Where a driver's personal coverage leaves off and Uber's picks upReprints
The traditional real estate mantra of “location, location and location” also can be applied to Uber Technologies Inc.'s approach to insuring its drivers.
“We operate a whole bunch of different businesses in a whole bunch of different geographies and they each need their own solutions,” said Gus Fuldner, head of insurance at the San Francisco-based firm.
“Every state has its own distinct compulsory auto insurance requirement. Essentially, every country has its own insurance requirements” and the requirements vary.
Just in the United States, California has a tort-based system, while Michigan has a no-fault system, which are “very, very different coverage structures,” and “that's just ordinary auto insurance in the United States” before even considering Uber, Mr. Fuldner said.
“We operate under two main regulatory models in the United States,” he said. “The first is either called the limousine or delivery model, and that's where we're contracting with or providing software to limousine or black car or livery drivers.”
While terms vary by city, “those drivers are usually their own independent business” and “buy traditional commercial auto insurance,” he said. “That model is pretty straightforward and standard.”
The other model, for which Uber is better known, is where the driver operates his or her own car, generally on a part-time basis.
Uber's noncommercial driver insurance pays generously, Mr. Fuldner said.
While a typical automobile policy offers $50,000 per injury and $100,000 in the aggregate, Uber provides drivers on a trip with at least $1 million of liability insurance and $1 million of uninsured or underinsured motorist bodily injury coverage, which also covers a vehicle occupant, such as a passenger, said Mr. Fuldner.
Taxis are usually regulated at the municipal level, and in many cases Uber provides coverage for its drivers that is greater than or equal to a taxi in the same city.
“But in many cities in the U.S. that difference is quite significant,” he said.
In Boston, for instance, required insurance is $20,000 per person and $40,000 in the aggregate; in Philadelphia, it is $30,000 per person and $60,000 in the aggregate. “So if you compare that to $1 million for coverage of the same accident, there's really a stark different between taxis and (Uber cars) in terms of protection for passengers, for the public generally, in that you have much higher limits.”
“Our concern has really been on how to build coverage around, first and foremost, protecting the passenger, at a standard that's appropriate for for-hire transportation so a passenger can get into a vehicle and say, "This is insured,' without having to study it further,” said Mr. Fuldner.
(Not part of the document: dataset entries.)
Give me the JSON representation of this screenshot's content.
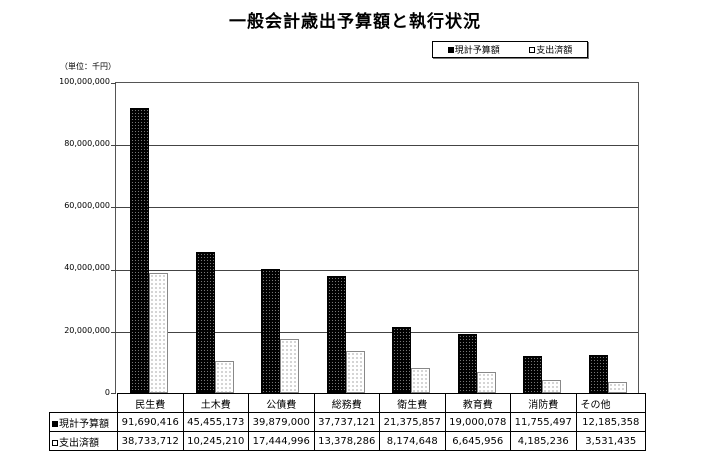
{
  "title": "一般会計歳出予算額と執行状況",
  "unit_label": "（単位：千円）",
  "legend": [
    {
      "label": "現計予算額",
      "style": "dark"
    },
    {
      "label": "支出済額",
      "style": "light"
    }
  ],
  "y_ticks": [
    "100,000,000",
    "80,000,000",
    "60,000,000",
    "40,000,000",
    "20,000,000",
    "0"
  ],
  "table": {
    "headers": [
      "民生費",
      "土木費",
      "公債費",
      "総務費",
      "衛生費",
      "教育費",
      "消防費",
      "その他"
    ],
    "rows": [
      {
        "label": "現計予算額",
        "marker": "dark",
        "values": [
          "91,690,416",
          "45,455,173",
          "39,879,000",
          "37,737,121",
          "21,375,857",
          "19,000,078",
          "11,755,497",
          "12,185,358"
        ]
      },
      {
        "label": "支出済額",
        "marker": "light",
        "values": [
          "38,733,712",
          "10,245,210",
          "17,444,996",
          "13,378,286",
          "8,174,648",
          "6,645,956",
          "4,185,236",
          "3,531,435"
        ]
      }
    ]
  },
  "chart_data": {
    "type": "bar",
    "title": "一般会計歳出予算額と執行状況",
    "ylabel": "（単位：千円）",
    "xlabel": "",
    "categories": [
      "民生費",
      "土木費",
      "公債費",
      "総務費",
      "衛生費",
      "教育費",
      "消防費",
      "その他"
    ],
    "series": [
      {
        "name": "現計予算額",
        "values": [
          91690416,
          45455173,
          39879000,
          37737121,
          21375857,
          19000078,
          11755497,
          12185358
        ]
      },
      {
        "name": "支出済額",
        "values": [
          38733712,
          10245210,
          17444996,
          13378286,
          8174648,
          6645956,
          4185236,
          3531435
        ]
      }
    ],
    "ylim": [
      0,
      100000000
    ],
    "yticks": [
      0,
      20000000,
      40000000,
      60000000,
      80000000,
      100000000
    ],
    "grid": true,
    "legend_position": "top-right",
    "data_table": true
  }
}
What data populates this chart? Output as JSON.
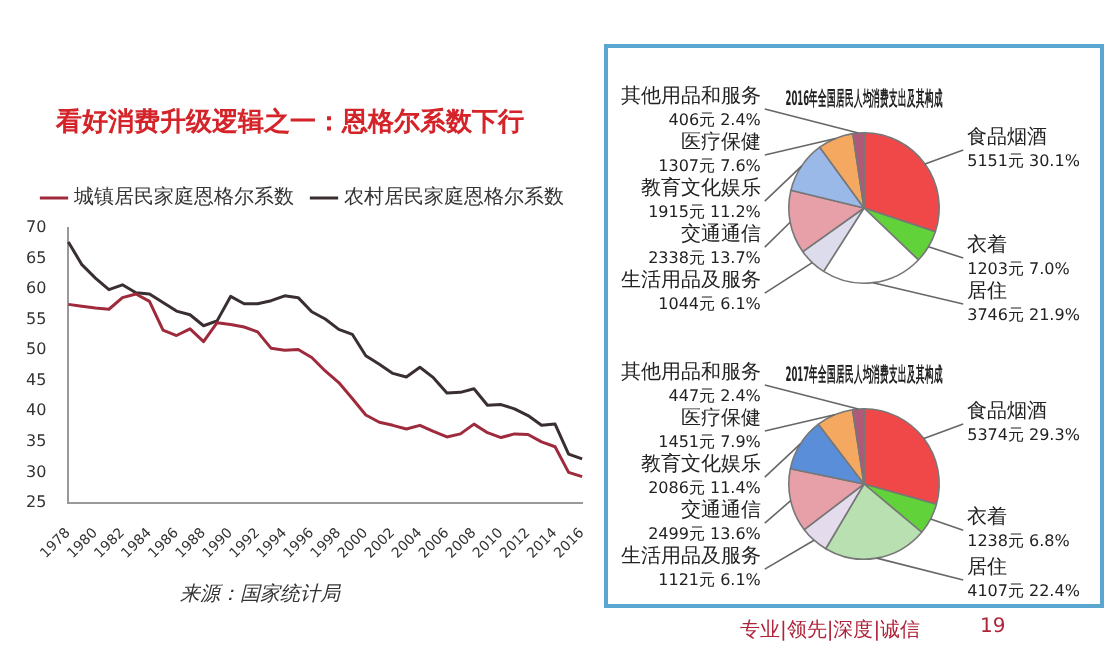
{
  "chart_data": [
    {
      "type": "line",
      "title": "看好消费升级逻辑之一：恩格尔系数下行",
      "categories": [
        "1978",
        null,
        "1980",
        null,
        "1982",
        null,
        "1984",
        null,
        "1986",
        null,
        "1988",
        null,
        "1990",
        null,
        "1992",
        null,
        "1994",
        null,
        "1996",
        null,
        "1998",
        null,
        "2000",
        null,
        "2002",
        null,
        "2004",
        null,
        "2006",
        null,
        "2008",
        null,
        "2010",
        null,
        "2012",
        null,
        "2014",
        null,
        "2016"
      ],
      "series": [
        {
          "name": "城镇居民家庭恩格尔系数",
          "color": "#9e2a3c",
          "values": [
            57.5,
            57.2,
            56.9,
            56.7,
            58.6,
            59.2,
            58.0,
            53.3,
            52.4,
            53.5,
            51.4,
            54.5,
            54.2,
            53.8,
            53.0,
            50.3,
            50.0,
            50.1,
            48.8,
            46.6,
            44.7,
            42.1,
            39.4,
            38.2,
            37.7,
            37.1,
            37.7,
            36.7,
            35.8,
            36.3,
            37.9,
            36.5,
            35.7,
            36.3,
            36.2,
            35.0,
            34.2,
            30.0,
            29.3
          ]
        },
        {
          "name": "农村居民家庭恩格尔系数",
          "color": "#3a2f30",
          "values": [
            67.7,
            64.0,
            61.8,
            59.9,
            60.7,
            59.4,
            59.2,
            57.8,
            56.4,
            55.8,
            54.0,
            54.8,
            58.8,
            57.6,
            57.6,
            58.1,
            58.9,
            58.6,
            56.3,
            55.1,
            53.4,
            52.6,
            49.1,
            47.7,
            46.2,
            45.6,
            47.2,
            45.5,
            43.0,
            43.1,
            43.7,
            41.0,
            41.1,
            40.4,
            39.3,
            37.7,
            37.9,
            33.0,
            32.2
          ]
        }
      ],
      "ylim": [
        25,
        70
      ],
      "yticks": [
        25,
        30,
        35,
        40,
        45,
        50,
        55,
        60,
        65,
        70
      ],
      "legend": "top",
      "annotations": [
        "来源：国家统计局",
        "专业|领先|深度|诚信",
        "19"
      ]
    },
    {
      "type": "pie",
      "title": "2016年全国居民人均消费支出及其构成",
      "categories": [
        "食品烟酒",
        "衣着",
        "居住",
        "生活用品及服务",
        "交通通信",
        "教育文化娱乐",
        "医疗保健",
        "其他用品和服务"
      ],
      "values": [
        5151,
        1203,
        3746,
        1044,
        2338,
        1915,
        1307,
        406
      ],
      "value_labels": [
        "5151元 30.1%",
        "1203元 7.0%",
        "3746元 21.9%",
        "1044元 6.1%",
        "2338元 13.7%",
        "1915元 11.2%",
        "1307元 7.6%",
        "406元 2.4%"
      ],
      "colors": [
        "#f04848",
        "#62d23a",
        "#ffffff",
        "#dcdcec",
        "#e8a0a8",
        "#9ab8e8",
        "#f4a860",
        "#b05878"
      ]
    },
    {
      "type": "pie",
      "title": "2017年全国居民人均消费支出及其构成",
      "categories": [
        "食品烟酒",
        "衣着",
        "居住",
        "生活用品及服务",
        "交通通信",
        "教育文化娱乐",
        "医疗保健",
        "其他用品和服务"
      ],
      "values": [
        5374,
        1238,
        4107,
        1121,
        2499,
        2086,
        1451,
        447
      ],
      "value_labels": [
        "5374元 29.3%",
        "1238元 6.8%",
        "4107元 22.4%",
        "1121元 6.1%",
        "2499元 13.6%",
        "2086元 11.4%",
        "1451元 7.9%",
        "447元 2.4%"
      ],
      "colors": [
        "#f04848",
        "#62d23a",
        "#b8e0b0",
        "#e4dcec",
        "#e8a0a8",
        "#5a8ed8",
        "#f4a860",
        "#b05878"
      ]
    }
  ]
}
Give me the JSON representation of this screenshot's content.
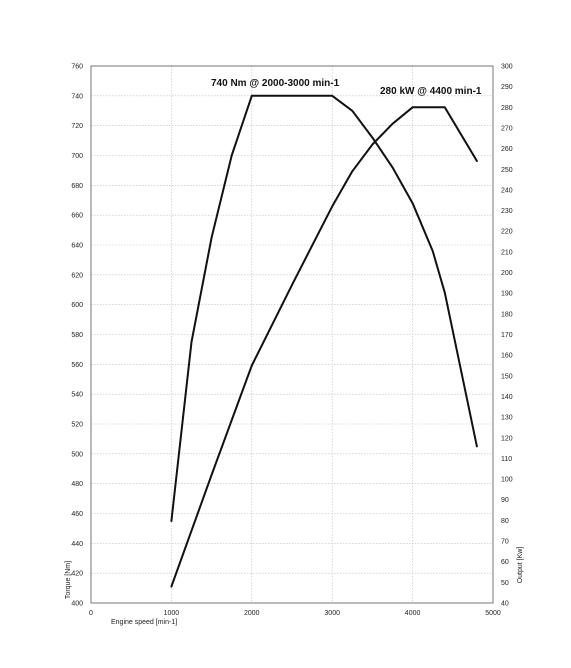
{
  "chart_data": {
    "type": "line",
    "xlabel": "Engine speed [min-1]",
    "ylabel_left": "Torque [Nm]",
    "ylabel_right": "Output [Kw]",
    "xlim": [
      0,
      5000
    ],
    "ylim_left": [
      400,
      760
    ],
    "ylim_right": [
      40,
      300
    ],
    "x_ticks": [
      0,
      1000,
      2000,
      3000,
      4000,
      5000
    ],
    "y_ticks_left": [
      400,
      420,
      440,
      460,
      480,
      500,
      520,
      540,
      560,
      580,
      600,
      620,
      640,
      660,
      680,
      700,
      720,
      740,
      760
    ],
    "y_ticks_right": [
      40,
      50,
      60,
      70,
      80,
      90,
      100,
      110,
      120,
      130,
      140,
      150,
      160,
      170,
      180,
      190,
      200,
      210,
      220,
      230,
      240,
      250,
      260,
      270,
      280,
      290,
      300
    ],
    "grid": true,
    "series": [
      {
        "axis": "left",
        "x": [
          1000,
          1250,
          1500,
          1750,
          2000,
          2500,
          3000,
          3250,
          3500,
          3750,
          4000,
          4250,
          4400,
          4800
        ],
        "values": [
          455,
          575,
          645,
          700,
          740,
          740,
          740,
          730,
          712,
          692,
          668,
          636,
          608,
          505
        ]
      },
      {
        "axis": "right",
        "x": [
          1000,
          1500,
          2000,
          2500,
          3000,
          3250,
          3500,
          3750,
          4000,
          4250,
          4400,
          4800
        ],
        "values": [
          48,
          102,
          155,
          194,
          232,
          249,
          262,
          272,
          280,
          280,
          280,
          254
        ]
      }
    ],
    "annotations": [
      {
        "text": "740 Nm @ 2000-3000 min-1"
      },
      {
        "text": "280 kW @ 4400 min-1"
      }
    ]
  }
}
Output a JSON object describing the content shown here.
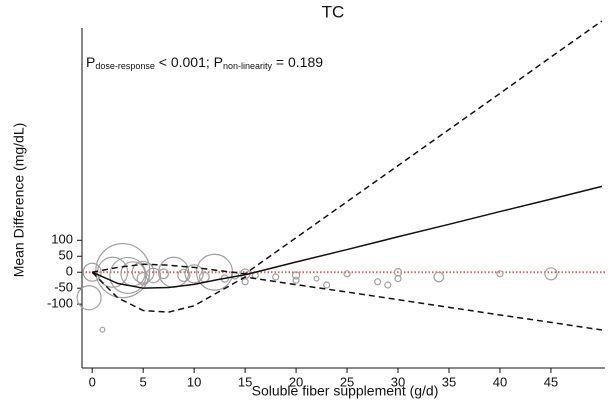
{
  "chart_data": {
    "type": "line",
    "title": "TC",
    "annotation": {
      "parts": [
        "P",
        "dose-response",
        " < 0.001; P",
        "non-linearity",
        " = 0.189"
      ]
    },
    "x_label": "Soluble fiber supplement (g/d)",
    "y_label": "Mean Difference (mg/dL)",
    "xlim": [
      -1,
      50.5
    ],
    "ylim": [
      -300,
      790
    ],
    "xticks": [
      0,
      5,
      10,
      15,
      20,
      25,
      30,
      35,
      40,
      45
    ],
    "yticks": [
      100,
      50,
      0,
      -50,
      -100
    ],
    "x": [
      0,
      2.5,
      5,
      7.5,
      10,
      12.5,
      15,
      20,
      25,
      30,
      35,
      40,
      45,
      50
    ],
    "series": [
      {
        "color": "#111111",
        "dash": false,
        "values": [
          0,
          -35,
          -50,
          -48,
          -38,
          -22,
          -8,
          32,
          71,
          111,
          150,
          190,
          229,
          269
        ]
      },
      {
        "color": "#111111",
        "dash": true,
        "values": [
          0,
          15,
          25,
          22,
          15,
          5,
          -5,
          108,
          221,
          334,
          447,
          560,
          674,
          787
        ]
      },
      {
        "color": "#111111",
        "dash": true,
        "values": [
          0,
          -80,
          -120,
          -125,
          -105,
          -60,
          -15,
          -39,
          -62,
          -86,
          -110,
          -134,
          -157,
          -181
        ]
      }
    ],
    "points": {
      "color": "#a0a0a0",
      "x": [
        0,
        -0.3,
        1,
        2,
        3,
        3.5,
        4,
        5,
        5,
        6,
        7,
        8,
        9,
        10,
        11,
        12,
        13,
        14,
        15,
        15,
        16,
        18,
        20,
        20,
        22,
        23,
        25,
        28,
        29,
        30,
        30,
        34,
        40,
        45
      ],
      "values": [
        0,
        -80,
        -180,
        0,
        5,
        -10,
        -5,
        0,
        -20,
        -10,
        -5,
        0,
        -10,
        -5,
        -15,
        0,
        -20,
        -10,
        -5,
        -30,
        -10,
        -15,
        -10,
        -25,
        -20,
        -40,
        -5,
        -30,
        -40,
        0,
        -20,
        -15,
        -5,
        -5
      ],
      "sizes": [
        15,
        20,
        4,
        25,
        45,
        30,
        20,
        18,
        10,
        12,
        8,
        25,
        10,
        15,
        8,
        30,
        6,
        6,
        8,
        5,
        5,
        5,
        6,
        5,
        4,
        5,
        5,
        5,
        5,
        6,
        5,
        8,
        5,
        10
      ]
    },
    "reference_line": {
      "value": 0,
      "color": "#e06060"
    }
  }
}
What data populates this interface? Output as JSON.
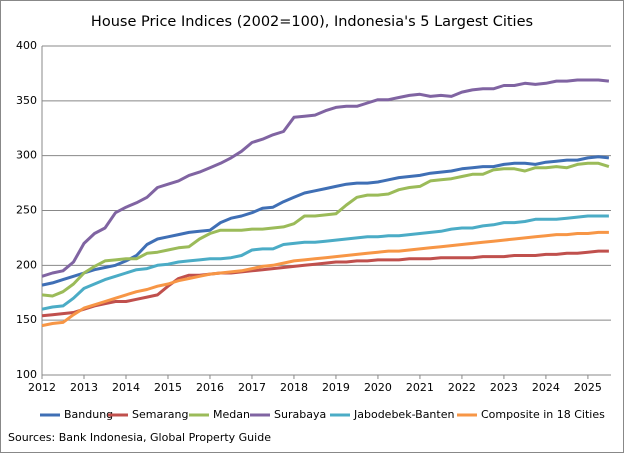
{
  "chart_data": {
    "type": "line",
    "title": "House Price Indices (2002=100), Indonesia's 5 Largest Cities",
    "source": "Sources: Bank Indonesia, Global Property Guide",
    "x": [
      2012,
      2012.25,
      2012.5,
      2012.75,
      2013,
      2013.25,
      2013.5,
      2013.75,
      2014,
      2014.25,
      2014.5,
      2014.75,
      2015,
      2015.25,
      2015.5,
      2015.75,
      2016,
      2016.25,
      2016.5,
      2016.75,
      2017,
      2017.25,
      2017.5,
      2017.75,
      2018,
      2018.25,
      2018.5,
      2018.75,
      2019,
      2019.25,
      2019.5,
      2019.75,
      2020,
      2020.25,
      2020.5,
      2020.75,
      2021,
      2021.25,
      2021.5,
      2021.75,
      2022,
      2022.25,
      2022.5,
      2022.75,
      2023,
      2023.25,
      2023.5,
      2023.75,
      2024,
      2024.25,
      2024.5,
      2024.75,
      2025,
      2025.25,
      2025.5
    ],
    "xlim": [
      2012,
      2025.55
    ],
    "xticks": [
      2012,
      2013,
      2014,
      2015,
      2016,
      2017,
      2018,
      2019,
      2020,
      2021,
      2022,
      2023,
      2024,
      2025
    ],
    "ylim": [
      100,
      400
    ],
    "yticks": [
      100,
      150,
      200,
      250,
      300,
      350,
      400
    ],
    "grid": true,
    "legend": "bottom",
    "series": [
      {
        "name": "Bandung",
        "color": "#3f6fb5",
        "values": [
          182,
          184,
          187,
          190,
          193,
          196,
          198,
          200,
          204,
          209,
          219,
          224,
          226,
          228,
          230,
          231,
          232,
          239,
          243,
          245,
          248,
          252,
          253,
          258,
          262,
          266,
          268,
          270,
          272,
          274,
          275,
          275,
          276,
          278,
          280,
          281,
          282,
          284,
          285,
          286,
          288,
          289,
          290,
          290,
          292,
          293,
          293,
          292,
          294,
          295,
          296,
          296,
          298,
          299,
          298
        ]
      },
      {
        "name": "Semarang",
        "color": "#c0504d",
        "values": [
          154,
          155,
          156,
          157,
          160,
          163,
          165,
          167,
          167,
          169,
          171,
          173,
          181,
          188,
          191,
          191,
          192,
          193,
          193,
          194,
          195,
          196,
          197,
          198,
          199,
          200,
          201,
          202,
          203,
          203,
          204,
          204,
          205,
          205,
          205,
          206,
          206,
          206,
          207,
          207,
          207,
          207,
          208,
          208,
          208,
          209,
          209,
          209,
          210,
          210,
          211,
          211,
          212,
          213,
          213
        ]
      },
      {
        "name": "Medan",
        "color": "#9bbb59",
        "values": [
          173,
          172,
          176,
          183,
          193,
          199,
          204,
          205,
          206,
          206,
          211,
          212,
          214,
          216,
          217,
          224,
          229,
          232,
          232,
          232,
          233,
          233,
          234,
          235,
          238,
          245,
          245,
          246,
          247,
          255,
          262,
          264,
          264,
          265,
          269,
          271,
          272,
          277,
          278,
          279,
          281,
          283,
          283,
          287,
          288,
          288,
          286,
          289,
          289,
          290,
          289,
          292,
          293,
          293,
          290
        ]
      },
      {
        "name": "Surabaya",
        "color": "#8064a2",
        "values": [
          190,
          193,
          195,
          203,
          220,
          229,
          234,
          248,
          253,
          257,
          262,
          271,
          274,
          277,
          282,
          285,
          289,
          293,
          298,
          304,
          312,
          315,
          319,
          322,
          335,
          336,
          337,
          341,
          344,
          345,
          345,
          348,
          351,
          351,
          353,
          355,
          356,
          354,
          355,
          354,
          358,
          360,
          361,
          361,
          364,
          364,
          366,
          365,
          366,
          368,
          368,
          369,
          369,
          369,
          368
        ]
      },
      {
        "name": "Jabodebek-Banten",
        "color": "#4bacc6",
        "values": [
          160,
          162,
          163,
          170,
          179,
          183,
          187,
          190,
          193,
          196,
          197,
          200,
          201,
          203,
          204,
          205,
          206,
          206,
          207,
          209,
          214,
          215,
          215,
          219,
          220,
          221,
          221,
          222,
          223,
          224,
          225,
          226,
          226,
          227,
          227,
          228,
          229,
          230,
          231,
          233,
          234,
          234,
          236,
          237,
          239,
          239,
          240,
          242,
          242,
          242,
          243,
          244,
          245,
          245,
          245
        ]
      },
      {
        "name": "Composite in 18 Cities",
        "color": "#f79646",
        "values": [
          145,
          147,
          148,
          155,
          161,
          164,
          167,
          170,
          173,
          176,
          178,
          181,
          183,
          186,
          188,
          190,
          192,
          193,
          194,
          195,
          197,
          199,
          200,
          202,
          204,
          205,
          206,
          207,
          208,
          209,
          210,
          211,
          212,
          213,
          213,
          214,
          215,
          216,
          217,
          218,
          219,
          220,
          221,
          222,
          223,
          224,
          225,
          226,
          227,
          228,
          228,
          229,
          229,
          230,
          230
        ]
      }
    ]
  }
}
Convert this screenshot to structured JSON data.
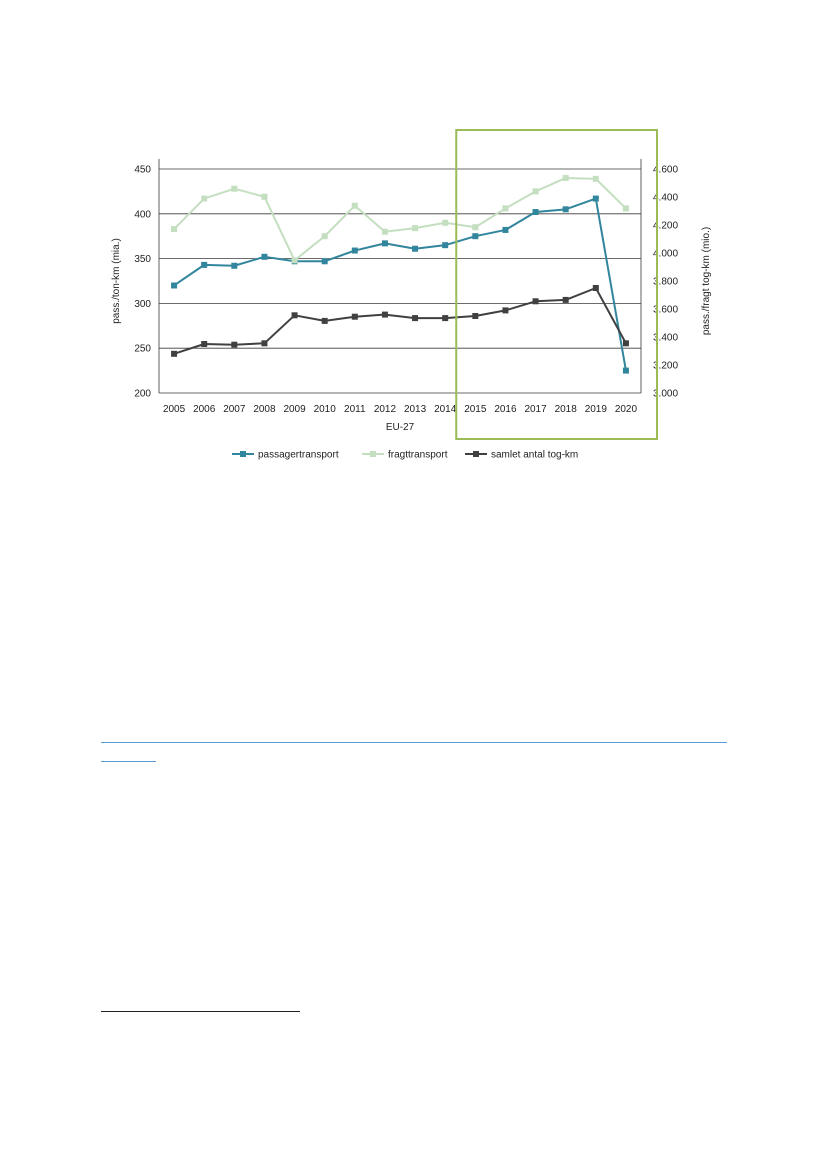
{
  "chart_data": {
    "type": "line",
    "title": "",
    "xlabel": "EU-27",
    "ylabel_left": "pass./ton-km (mia.)",
    "ylabel_right": "pass./fragt tog-km (mio.)",
    "categories": [
      "2005",
      "2006",
      "2007",
      "2008",
      "2009",
      "2010",
      "2011",
      "2012",
      "2013",
      "2014",
      "2015",
      "2016",
      "2017",
      "2018",
      "2019",
      "2020"
    ],
    "y_left": {
      "lim": [
        200,
        450
      ],
      "ticks": [
        200,
        250,
        300,
        350,
        400,
        450
      ],
      "tick_labels": [
        "200",
        "250",
        "300",
        "350",
        "400",
        "450"
      ]
    },
    "y_right": {
      "lim": [
        3000,
        4600
      ],
      "ticks": [
        3000,
        3200,
        3400,
        3600,
        3800,
        4000,
        4200,
        4400,
        4600
      ],
      "tick_labels": [
        "3.000",
        "3.200",
        "3.400",
        "3.600",
        "3.800",
        "4.000",
        "4.200",
        "4.400",
        "4.600"
      ]
    },
    "grid": true,
    "legend_position": "bottom",
    "highlight": {
      "from": "2015",
      "to": "2020",
      "color": "#9bbb59"
    },
    "series": [
      {
        "name": "passagertransport",
        "axis": "left",
        "color": "#31859c",
        "values": [
          320,
          343,
          342,
          352,
          347,
          347,
          359,
          367,
          361,
          365,
          375,
          382,
          402,
          405,
          417,
          225
        ]
      },
      {
        "name": "fragttransport",
        "axis": "left",
        "color": "#c4dfc0",
        "values": [
          383,
          417,
          428,
          419,
          348,
          375,
          409,
          380,
          384,
          390,
          385,
          406,
          425,
          440,
          439,
          406
        ]
      },
      {
        "name": "samlet antal tog-km",
        "axis": "right",
        "color": "#404040",
        "values": [
          3280,
          3350,
          3345,
          3355,
          3555,
          3515,
          3545,
          3560,
          3535,
          3535,
          3550,
          3590,
          3655,
          3665,
          3750,
          3355
        ]
      }
    ]
  }
}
“We principally buy insurance from third-party insurers,” said Mr. Fuldner. Uber's U.S. ride-sharing insurance coverage, for instance, is insured primarily through Richmond, Virginia-based surplus lines insurer James River Insurance Co.
“We have made significant use of surplus lines insurance. One of the drivers of that is the surplus lines market is much more flexible than the admitted market to basically adapt to new policy forms and new structures and business models,” Mr. Fuldner said. “I think it would be very difficult for us to have gotten to where we are today without the availability of the surplus lines market ... in how they create coverages to deal with certain new and emerging risks.”
Mr. Fuldner also has spent much of his time educating regulators.
“I think the insurance function here is a bit broader than your typical company focusing on protecting its own balance sheet, so we have spent an awful lot of time with regulators, mostly focusing on education about the ride-sharing model and how insurance works,” he said.
“Regulators have a very appropriate interest in ensuring that consumers are protected and that passengers are protected, and they have questions about that,” said Mr. Fuldner. “Myself or one of my colleagues has met with every insurance department in the United States to explain” how the ride-sharing model works.
With U.S. operations in 45 states and the District of Columbia, the holdout states — Alaska, Montana, South Dakota, West Virginia and Wyoming — have had different legislative calendars and legislative priorities, he said.
Since Mr. Fuldner spoke with Business Insurance, Uber announced that as of April 1 it changed its commercial auto provider in Texas from James River to United Financial Corp., a unit of Mayfield, Ohio-based Progressive Corp., marking the first commercial ride-share product offered by Progressive.